Permutation testing is a non-parametric method for obtaining the max null distribution used to compute corrected p-values that provide strong control of false positives. In neuroimaging, however, the computational burden of running such an algorithm can be significant. We find that by viewing the permutation testing procedure as the construction of a very large permutation testing matrix, T, one can exploit structural properties derived from the data and the test statistics to reduce the runtime under certain conditions. In particular, we see that T is low-rank plus a low-variance residual. This makes T a good candidate for low-rank matrix completion, where only a very small number of entries of T (∼0.35% of all entries in our experiments) have to be computed to obtain a good estimate. Based on this observation, we present RapidPT, an algorithm that efficiently recovers the max null distribution commonly obtained through regular permutation testing in voxel-wise analysis. We present an extensive validation on a synthetic dataset and four varying sized datasets against two baselines: Statistical NonParametric Mapping (SnPM13) and a standard permutation testing implementation (referred as NaivePT). We find that RapidPT achieves its best runtime performance on medium sized datasets (50≤n≤200), with speedups of 1.5× - 38× (vs. SnPM13) and 20x-1000× (vs. NaivePT). For larger datasets (n≥200) RapidPT outperforms NaivePT (6× - 200×) on all datasets, and provides large speedups over SnPM13 when more than 10000 permutations (2× - 15×) are needed. The implementation is a standalone toolbox and also integrated within SnPM13, able to leverage multi-core architectures when available.

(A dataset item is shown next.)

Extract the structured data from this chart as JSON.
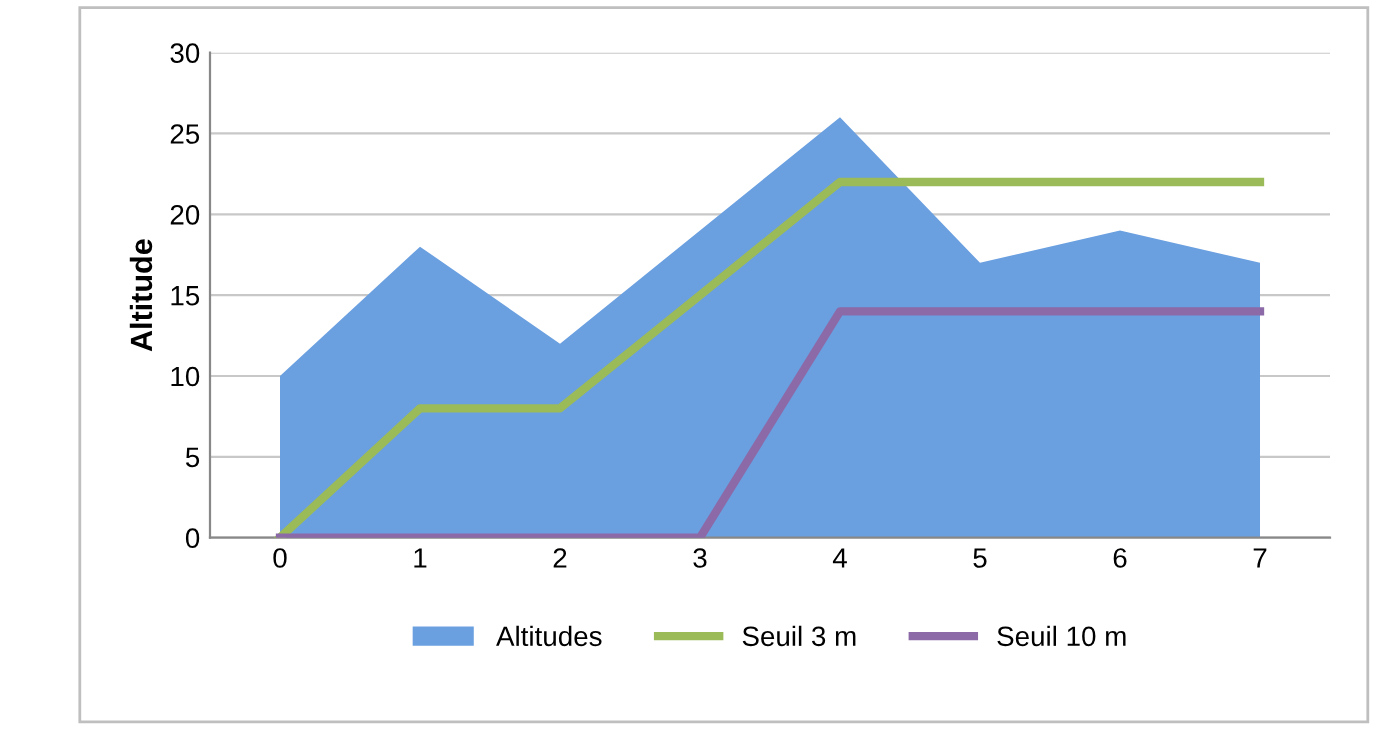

置换检验是一种获取最大零分布的非参数方法,用于计算校正后的 p 值,以提供对假阳性的强有力控制。然而,在神经影像学中,运行这样的算法的计算负担可能很大。我们发现,通过将置换检验过程视为构建一个非常大的置换检验矩阵 T,可以利用从数据和检验统计量中得出的结构特性,在某些条件下减少运行时间。特别是,我们看到 T 具有低秩加低方差残差的性质。这使得 T 成为低秩矩阵补全的一个很好的候选者,在这种方法中,只需要计算 T 的很少一部分(我们实验中大约 0.35%的所有条目)就可以得到很好的估计。基于这一观察,我们提出了 RapidPT,这是一种有效地恢复在体素分析中通常通过常规置换检验获得的最大零分布的算法。我们在一个合成数据集和四个不同大小的数据集上进行了广泛的验证,对比了两个基线:统计非参数映射(SnPM13)和标准置换检验实现(称为 NaivePT)。我们发现,RapidPT 在中等大小的数据集(50≤n≤200)上实现了最佳的运行时性能,与 SnPM13 相比,速度提高了 1.5×-38×,与 NaivePT 相比,速度提高了 20x-1000×。对于更大的数据集(n≥200),RapidPT 在所有数据集上都优于 NaivePT(6×-200×),并且在需要超过 10000 次置换(2×-15×)时,相对于 SnPM13 提供了很大的速度提升。该实现是一个独立的工具箱,也可以集成在 SnPM13 中,当可用时可以利用多核架构。